Kindness: “Life’s most persistent and urgent question is, ‘What are you doing for others?’” One message that Dr. King always reminded us is to practice kindness. Today has long been celebrated by being of service to others — whether it be volunteering in a community, or going out of your way to help a friend, extending kindness is something we can all do today.
Integrity: “The arc of the moral universe is long, but it bends toward justice.” The notion that justice will always prevail, that evil will always be overcome with good, is a necessary message to remember. Dr, King called for governments, institutions, and communities to do the right thing.
Nonviolence: “Nonviolence is a powerful and just weapon. which cuts without wounding and ennobles the man who wields it. It is a sword that heals.” Dr. King will forever be known for getting his message across in a nonviolent way. He believed that this strategy of nonviolent resistance would bring people together, those with differing opinions, and create lasting peace through reconciliation.

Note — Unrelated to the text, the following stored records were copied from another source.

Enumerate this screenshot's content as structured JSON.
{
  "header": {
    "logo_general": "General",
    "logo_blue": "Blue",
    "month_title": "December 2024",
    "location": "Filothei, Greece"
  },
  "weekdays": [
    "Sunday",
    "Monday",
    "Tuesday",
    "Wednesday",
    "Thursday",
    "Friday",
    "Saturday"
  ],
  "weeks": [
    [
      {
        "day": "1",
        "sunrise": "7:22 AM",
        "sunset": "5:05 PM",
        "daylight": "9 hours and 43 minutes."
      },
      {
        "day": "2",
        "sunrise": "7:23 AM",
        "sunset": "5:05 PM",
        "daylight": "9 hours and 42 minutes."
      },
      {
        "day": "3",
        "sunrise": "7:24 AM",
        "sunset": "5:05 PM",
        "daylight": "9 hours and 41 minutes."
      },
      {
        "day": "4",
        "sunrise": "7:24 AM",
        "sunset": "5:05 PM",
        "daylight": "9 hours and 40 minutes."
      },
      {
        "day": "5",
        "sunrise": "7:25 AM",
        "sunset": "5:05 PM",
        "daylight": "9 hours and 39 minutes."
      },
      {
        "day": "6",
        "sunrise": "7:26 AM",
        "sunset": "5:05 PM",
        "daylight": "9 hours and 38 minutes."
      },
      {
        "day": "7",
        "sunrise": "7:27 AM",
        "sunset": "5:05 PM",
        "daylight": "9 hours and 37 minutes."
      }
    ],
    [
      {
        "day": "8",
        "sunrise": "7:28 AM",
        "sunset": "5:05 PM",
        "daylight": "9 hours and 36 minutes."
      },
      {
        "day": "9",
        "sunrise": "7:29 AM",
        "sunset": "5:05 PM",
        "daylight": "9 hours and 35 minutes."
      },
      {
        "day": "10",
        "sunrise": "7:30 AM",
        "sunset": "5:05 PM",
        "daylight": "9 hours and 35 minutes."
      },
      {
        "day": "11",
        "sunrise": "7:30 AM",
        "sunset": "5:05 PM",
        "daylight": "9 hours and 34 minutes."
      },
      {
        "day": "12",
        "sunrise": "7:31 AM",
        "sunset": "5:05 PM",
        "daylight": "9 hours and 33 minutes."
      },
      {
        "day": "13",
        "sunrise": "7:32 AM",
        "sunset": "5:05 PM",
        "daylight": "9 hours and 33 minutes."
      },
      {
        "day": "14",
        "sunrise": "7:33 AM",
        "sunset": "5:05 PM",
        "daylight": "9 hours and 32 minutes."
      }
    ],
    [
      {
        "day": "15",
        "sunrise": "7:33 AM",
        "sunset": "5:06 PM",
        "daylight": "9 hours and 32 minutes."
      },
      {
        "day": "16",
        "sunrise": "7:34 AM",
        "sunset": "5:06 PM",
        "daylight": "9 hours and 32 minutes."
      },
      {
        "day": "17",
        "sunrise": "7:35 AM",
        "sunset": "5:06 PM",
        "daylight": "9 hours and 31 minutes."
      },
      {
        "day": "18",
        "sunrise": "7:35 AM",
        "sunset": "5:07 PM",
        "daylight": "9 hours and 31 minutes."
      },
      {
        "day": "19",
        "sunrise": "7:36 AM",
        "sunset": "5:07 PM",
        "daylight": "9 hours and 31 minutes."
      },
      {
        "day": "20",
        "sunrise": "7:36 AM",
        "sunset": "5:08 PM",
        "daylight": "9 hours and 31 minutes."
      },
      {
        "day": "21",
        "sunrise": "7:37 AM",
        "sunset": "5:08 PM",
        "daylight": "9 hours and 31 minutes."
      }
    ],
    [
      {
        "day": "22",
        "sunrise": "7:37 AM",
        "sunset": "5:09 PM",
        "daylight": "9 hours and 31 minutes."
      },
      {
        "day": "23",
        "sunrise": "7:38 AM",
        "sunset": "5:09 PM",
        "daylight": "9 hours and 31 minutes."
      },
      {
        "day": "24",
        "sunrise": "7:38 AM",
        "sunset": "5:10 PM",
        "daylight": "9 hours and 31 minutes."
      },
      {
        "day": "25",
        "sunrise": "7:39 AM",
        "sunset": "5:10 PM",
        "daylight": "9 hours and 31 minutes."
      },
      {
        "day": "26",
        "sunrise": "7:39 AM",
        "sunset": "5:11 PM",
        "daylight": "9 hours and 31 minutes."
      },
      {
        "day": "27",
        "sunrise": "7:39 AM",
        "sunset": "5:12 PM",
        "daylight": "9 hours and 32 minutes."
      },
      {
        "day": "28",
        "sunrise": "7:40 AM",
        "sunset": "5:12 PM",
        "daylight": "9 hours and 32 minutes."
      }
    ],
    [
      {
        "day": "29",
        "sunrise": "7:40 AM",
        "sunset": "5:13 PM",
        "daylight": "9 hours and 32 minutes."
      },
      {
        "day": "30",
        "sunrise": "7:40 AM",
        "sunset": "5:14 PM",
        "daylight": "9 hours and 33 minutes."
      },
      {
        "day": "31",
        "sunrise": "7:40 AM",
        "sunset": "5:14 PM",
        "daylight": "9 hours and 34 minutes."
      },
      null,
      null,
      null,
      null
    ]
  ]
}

Great: “If I cannot do great things, I can do small things in a great way.” Dr. King knew that when it came to the fight for equal rights, doing smaller things with a lasting impact was the way to get there. It’s the little things that bring us all together because the little things eventually add up to the big things.
If anything, honoring the legacy of Dr. King should be done so by giving a f**k — for your neighbor, co-worker, even the person that walks too slowly in front of you at the grocery store. Because let’s be honest, we know all too well what not giving a f**k looks like.